Yes, it would be a parallel hybrid, of the 'through-the-road' type as Brian said (I hadn't seen that term before, thanks for the new word!).Thank you for the information Brian but I guess I’m just especially dense on this topic. Do I have the below written correctly?
If a rear engine car had an independent electric axle upfront, it would be considered a Parallel hybrid. Because the motors are disconnected from one another and paralleled through the road.
And remain a parallel hybrid when under braking or zero throttle the electric axle regenerates power back into the e-axle driving battery pack.
but the minute the regen is activated while the car is being powered by the gasoline rwd engine it becomes an inefficient series hybrid, because you are using rear mounted gas engine to power up the battery of the front e-axle.
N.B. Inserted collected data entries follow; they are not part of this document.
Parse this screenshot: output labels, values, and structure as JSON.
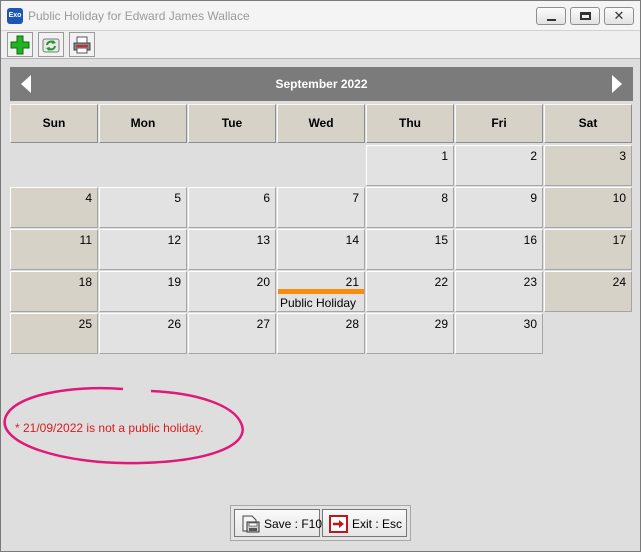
{
  "window": {
    "title": "Public Holiday for Edward James Wallace",
    "app_icon_text": "Exo"
  },
  "toolbar": {
    "add_icon": "plus-icon",
    "refresh_icon": "refresh-icon",
    "print_icon": "printer-icon"
  },
  "calendar": {
    "month_title": "September 2022",
    "days_of_week": [
      "Sun",
      "Mon",
      "Tue",
      "Wed",
      "Thu",
      "Fri",
      "Sat"
    ],
    "weeks": [
      [
        "",
        "",
        "",
        "",
        "1",
        "2",
        "3"
      ],
      [
        "4",
        "5",
        "6",
        "7",
        "8",
        "9",
        "10"
      ],
      [
        "11",
        "12",
        "13",
        "14",
        "15",
        "16",
        "17"
      ],
      [
        "18",
        "19",
        "20",
        "21",
        "22",
        "23",
        "24"
      ],
      [
        "25",
        "26",
        "27",
        "28",
        "29",
        "30",
        ""
      ]
    ],
    "holiday": {
      "date": "21",
      "label": "Public Holiday",
      "color": "#f98b0e"
    },
    "colors": {
      "header_bg": "#7b7b7b",
      "weekend_bg": "#d7d2c8",
      "weekday_bg": "#e2e2e2"
    }
  },
  "warning": {
    "text": "* 21/09/2022 is not a public holiday.",
    "color": "#d91d1d",
    "annotation_color": "#e0187a"
  },
  "buttons": {
    "save_label": "Save : F10",
    "exit_label": "Exit : Esc"
  }
}
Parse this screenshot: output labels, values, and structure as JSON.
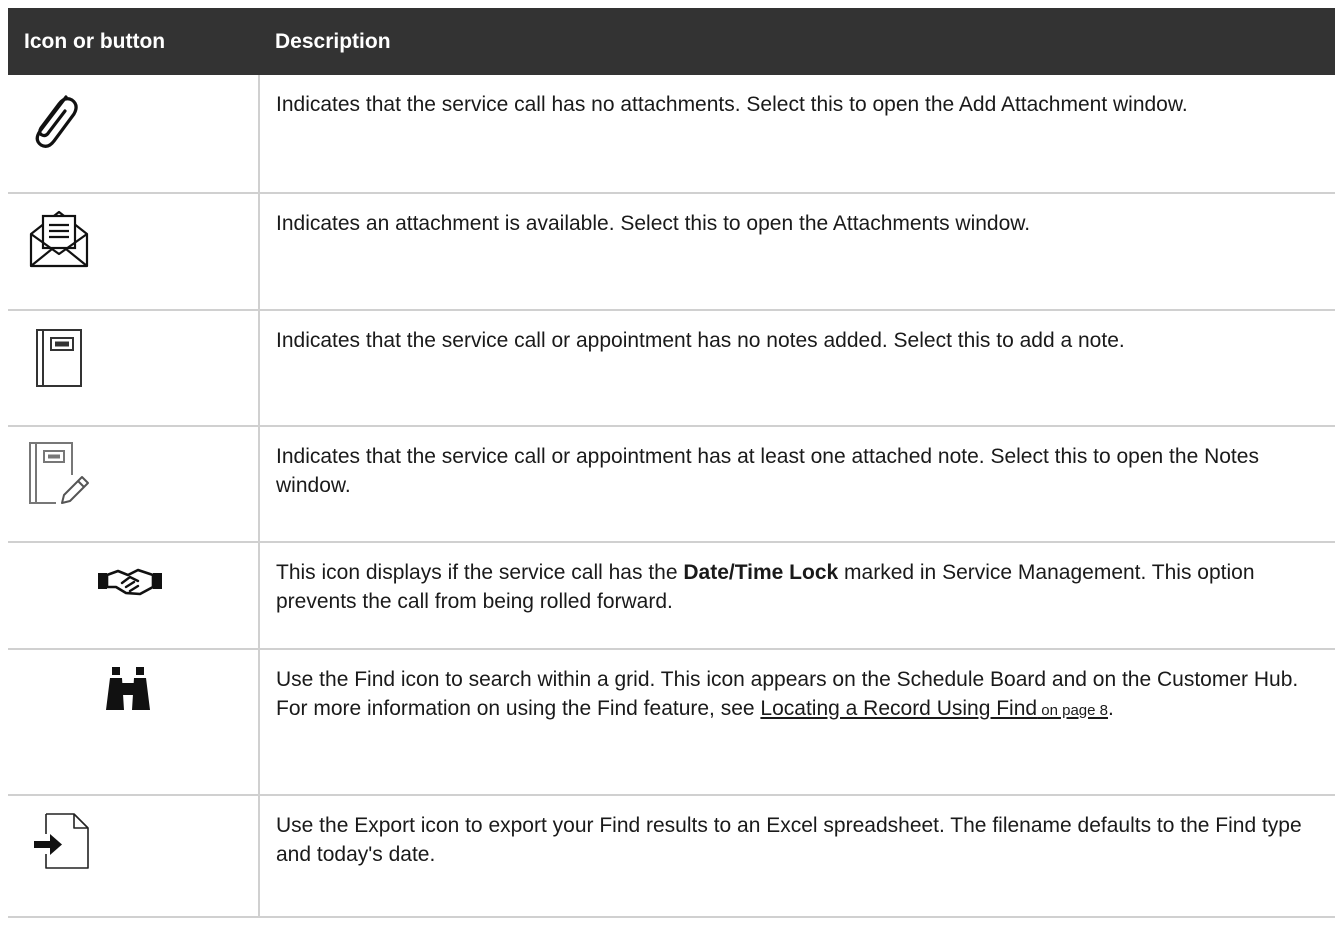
{
  "table": {
    "header": {
      "icon_col": "Icon or button",
      "desc_col": "Description"
    },
    "rows": [
      {
        "icon": "paperclip-icon",
        "description": "Indicates that the service call has no attachments. Select this to open the Add Attachment window."
      },
      {
        "icon": "envelope-attachment-icon",
        "description": "Indicates an attachment is available. Select this to open the Attachments window."
      },
      {
        "icon": "notebook-icon",
        "description": "Indicates that the service call or appointment has no notes added. Select this to add a note."
      },
      {
        "icon": "notebook-edit-icon",
        "description": "Indicates that the service call or appointment has at least one attached note. Select this to open the Notes window."
      },
      {
        "icon": "handshake-icon",
        "desc_before": "This icon displays if the service call has the ",
        "desc_bold": "Date/Time Lock",
        "desc_after": " marked in Service Management. This option prevents the call from being rolled forward."
      },
      {
        "icon": "binoculars-icon",
        "desc_before": "Use the Find icon to search within a grid. This icon appears on the Schedule Board and on the Customer Hub. For more information on using the Find feature, see ",
        "link_text": "Locating a Record Using Find",
        "link_page": " on page 8",
        "desc_after": "."
      },
      {
        "icon": "export-icon",
        "description": "Use the Export icon to export your Find results to an Excel spreadsheet. The filename defaults to the Find type and today's date."
      }
    ]
  }
}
The 996 has no torque split controller -- it's just a viscous coupler to the front end. Some versions have stability control (keeps the car pointing straight), others have traction control (anti-wheelspin). Traction control is rear-only, it's a virtual LSD using the brakes. But there are no electronics controlling the torque split, only the viscous clutch/coupler - someone quoted 15% torque normally, up to 45% after extended rear slippage.Isaac97's idea of using the now unused output shaft of the AWD transmission is a good one if a generator can be appropriately sized for the RPM range. I'm not sure on the SW controls the cars have regarding torque split between the rear diff and front diff... i assume some custom ECU work would be required to determine the right amount of torque split to the generator based on the state of charge of the battery.